Miroir de notre santé, la couleur de l’urine peut-elle alerter ?
Habituellement jaune pâle, limpide et inodore, l’urine est un excellent indicateur de l’état général de l’organisme. Une variation de teinte est le plus souvent bénigne et liée à l’alimentation ou à l’hydratation. Toutefois, certaines couleurs peuvent signaler un trouble sous-jacent et justifier un avis médical. Voici comment décrypter ces changements.
Elles sont beige foncé à marron
Les hypothèses : La cause la plus fréquente reste une déshydratation. Lorsque l’apport hydrique est insuffisant, le cerveau ordonne aux reins de préserver l’eau disponible. Résultat : les déchets (urée, ammoniac, chlore…) sont fortement concentrés, donnant une urine foncée.
Si la couleur tire vers le marron, un problème hépatique peut être envisagé. Un calcul biliaire obstruant le canal cholédoque empêche l’élimination normale de la bile vers l’intestin. Celle-ci est alors redirigée vers les urines.
« La bile n’étant plus évacuée normalement par le tube digestif, elle se retrouve dans les urines. Cette situation s’accompagne souvent d’une jaunisse », explique le Pierre Costa, urologue au CHU de Nîmes.
Quand consulter ? Si les urines restent foncées malgré une hydratation correcte (environ 1,5 litre par jour) et/ou si la peau ou le blanc des yeux jaunissent.
Elles sont rouges
Les hypothèses : Cette coloration traduit la présence de sang dans les urines (hématurie). Inutile de paniquer : quelques millilitres suffisent à colorer l’urine, sans que cela soit forcément grave.

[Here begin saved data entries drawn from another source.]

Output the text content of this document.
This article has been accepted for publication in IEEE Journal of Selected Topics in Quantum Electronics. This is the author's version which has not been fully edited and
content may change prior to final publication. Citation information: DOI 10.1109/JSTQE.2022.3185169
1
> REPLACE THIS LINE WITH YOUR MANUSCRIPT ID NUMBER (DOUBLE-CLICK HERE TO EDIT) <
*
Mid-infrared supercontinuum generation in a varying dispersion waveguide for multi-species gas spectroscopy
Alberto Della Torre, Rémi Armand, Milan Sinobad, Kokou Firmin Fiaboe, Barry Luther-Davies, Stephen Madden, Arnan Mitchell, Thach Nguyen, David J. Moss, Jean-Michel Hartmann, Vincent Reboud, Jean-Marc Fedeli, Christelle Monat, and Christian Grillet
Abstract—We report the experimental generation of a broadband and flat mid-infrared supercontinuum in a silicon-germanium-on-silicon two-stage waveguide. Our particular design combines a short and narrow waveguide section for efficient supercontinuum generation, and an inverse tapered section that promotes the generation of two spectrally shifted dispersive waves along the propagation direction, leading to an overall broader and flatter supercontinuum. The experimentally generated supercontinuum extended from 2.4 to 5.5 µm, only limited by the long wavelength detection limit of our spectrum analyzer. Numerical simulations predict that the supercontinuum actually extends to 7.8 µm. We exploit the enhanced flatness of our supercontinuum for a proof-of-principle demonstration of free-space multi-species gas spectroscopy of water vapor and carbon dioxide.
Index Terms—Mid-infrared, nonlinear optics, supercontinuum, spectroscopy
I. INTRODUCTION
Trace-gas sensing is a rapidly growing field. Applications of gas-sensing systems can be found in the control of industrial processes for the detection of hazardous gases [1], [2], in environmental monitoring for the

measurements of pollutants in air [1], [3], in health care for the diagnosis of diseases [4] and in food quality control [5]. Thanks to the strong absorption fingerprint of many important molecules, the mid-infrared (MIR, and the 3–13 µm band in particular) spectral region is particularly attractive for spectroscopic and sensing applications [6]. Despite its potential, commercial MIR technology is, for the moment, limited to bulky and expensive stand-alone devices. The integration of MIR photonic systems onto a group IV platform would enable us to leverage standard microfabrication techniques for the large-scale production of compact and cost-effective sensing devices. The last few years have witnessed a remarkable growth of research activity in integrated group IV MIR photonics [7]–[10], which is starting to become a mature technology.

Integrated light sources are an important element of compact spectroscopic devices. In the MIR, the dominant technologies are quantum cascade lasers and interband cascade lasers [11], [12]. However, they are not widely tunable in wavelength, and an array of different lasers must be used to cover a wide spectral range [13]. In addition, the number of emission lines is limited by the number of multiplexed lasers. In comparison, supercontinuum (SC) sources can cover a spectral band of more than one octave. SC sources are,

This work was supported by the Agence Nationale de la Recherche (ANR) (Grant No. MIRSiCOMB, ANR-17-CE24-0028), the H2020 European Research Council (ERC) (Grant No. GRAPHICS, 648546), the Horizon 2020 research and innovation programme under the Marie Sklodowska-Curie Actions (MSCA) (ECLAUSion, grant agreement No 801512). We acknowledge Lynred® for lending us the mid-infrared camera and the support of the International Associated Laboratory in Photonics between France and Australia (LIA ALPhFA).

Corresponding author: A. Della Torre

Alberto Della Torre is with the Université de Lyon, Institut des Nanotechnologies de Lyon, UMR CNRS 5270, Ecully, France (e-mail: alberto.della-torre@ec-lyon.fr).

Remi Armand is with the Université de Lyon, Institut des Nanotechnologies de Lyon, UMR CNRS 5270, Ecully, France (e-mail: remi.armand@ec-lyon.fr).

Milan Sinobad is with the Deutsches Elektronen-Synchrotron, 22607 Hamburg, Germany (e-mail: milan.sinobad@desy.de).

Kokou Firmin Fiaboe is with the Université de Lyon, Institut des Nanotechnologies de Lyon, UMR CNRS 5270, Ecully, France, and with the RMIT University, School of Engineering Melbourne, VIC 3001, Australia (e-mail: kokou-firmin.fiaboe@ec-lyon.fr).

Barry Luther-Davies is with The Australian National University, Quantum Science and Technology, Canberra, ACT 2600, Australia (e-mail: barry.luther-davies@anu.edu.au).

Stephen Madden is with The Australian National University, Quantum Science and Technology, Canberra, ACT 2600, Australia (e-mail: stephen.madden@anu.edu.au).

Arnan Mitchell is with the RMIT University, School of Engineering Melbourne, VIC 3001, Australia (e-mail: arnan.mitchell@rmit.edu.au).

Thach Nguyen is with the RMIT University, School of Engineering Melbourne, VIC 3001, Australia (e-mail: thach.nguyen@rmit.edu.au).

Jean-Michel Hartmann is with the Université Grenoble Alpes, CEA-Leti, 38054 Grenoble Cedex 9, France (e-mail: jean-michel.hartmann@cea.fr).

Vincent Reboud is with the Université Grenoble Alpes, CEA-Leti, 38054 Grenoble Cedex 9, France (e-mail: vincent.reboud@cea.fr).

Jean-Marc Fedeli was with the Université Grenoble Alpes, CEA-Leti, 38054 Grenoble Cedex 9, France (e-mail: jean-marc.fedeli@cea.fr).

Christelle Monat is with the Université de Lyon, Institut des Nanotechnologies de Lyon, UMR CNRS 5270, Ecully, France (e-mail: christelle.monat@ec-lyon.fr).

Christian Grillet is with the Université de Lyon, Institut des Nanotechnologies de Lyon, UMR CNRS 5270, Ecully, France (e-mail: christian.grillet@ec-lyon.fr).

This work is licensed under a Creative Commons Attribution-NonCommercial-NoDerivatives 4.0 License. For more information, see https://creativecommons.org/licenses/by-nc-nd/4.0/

La cause la plus fréquente est la cystite, souvent due à la bactérie E. coli (environ 80 % des cas). L’inflammation de la vessie peut provoquer de légers saignements.
D’autres causes sont possibles : calcul rénal, atteinte de l’urètre, maladie de la vessie (sang en fin de miction) ou, plus rarement, tumeur rénale.
Quand consulter ? Dès l’apparition de sang dans les urines. Un examen est indispensable, soit pour instaurer rapidement un traitement antibiotique, soit pour réaliser un bilan (échographie des reins et/ou de la vessie).
Elles sont roses, orangées ou vertes
Les hypothèses : L’alimentation est souvent en cause. Betterave, rhubarbe, myrtille, chou rouge ou asperges contiennent des pigments (bétanine, pariétine…) qui résistent à la digestion et colorent temporairement les urines.
Certains médicaments (antibiotiques, antiseptiques ORL, antihypertenseurs) peuvent produire le même effet.
Quand consulter ?
Si la coloration persiste plus de 24 heures après le repas concerné ou l’arrêt du traitement. En temps normal, l’organisme élimine ces pigments en une journée.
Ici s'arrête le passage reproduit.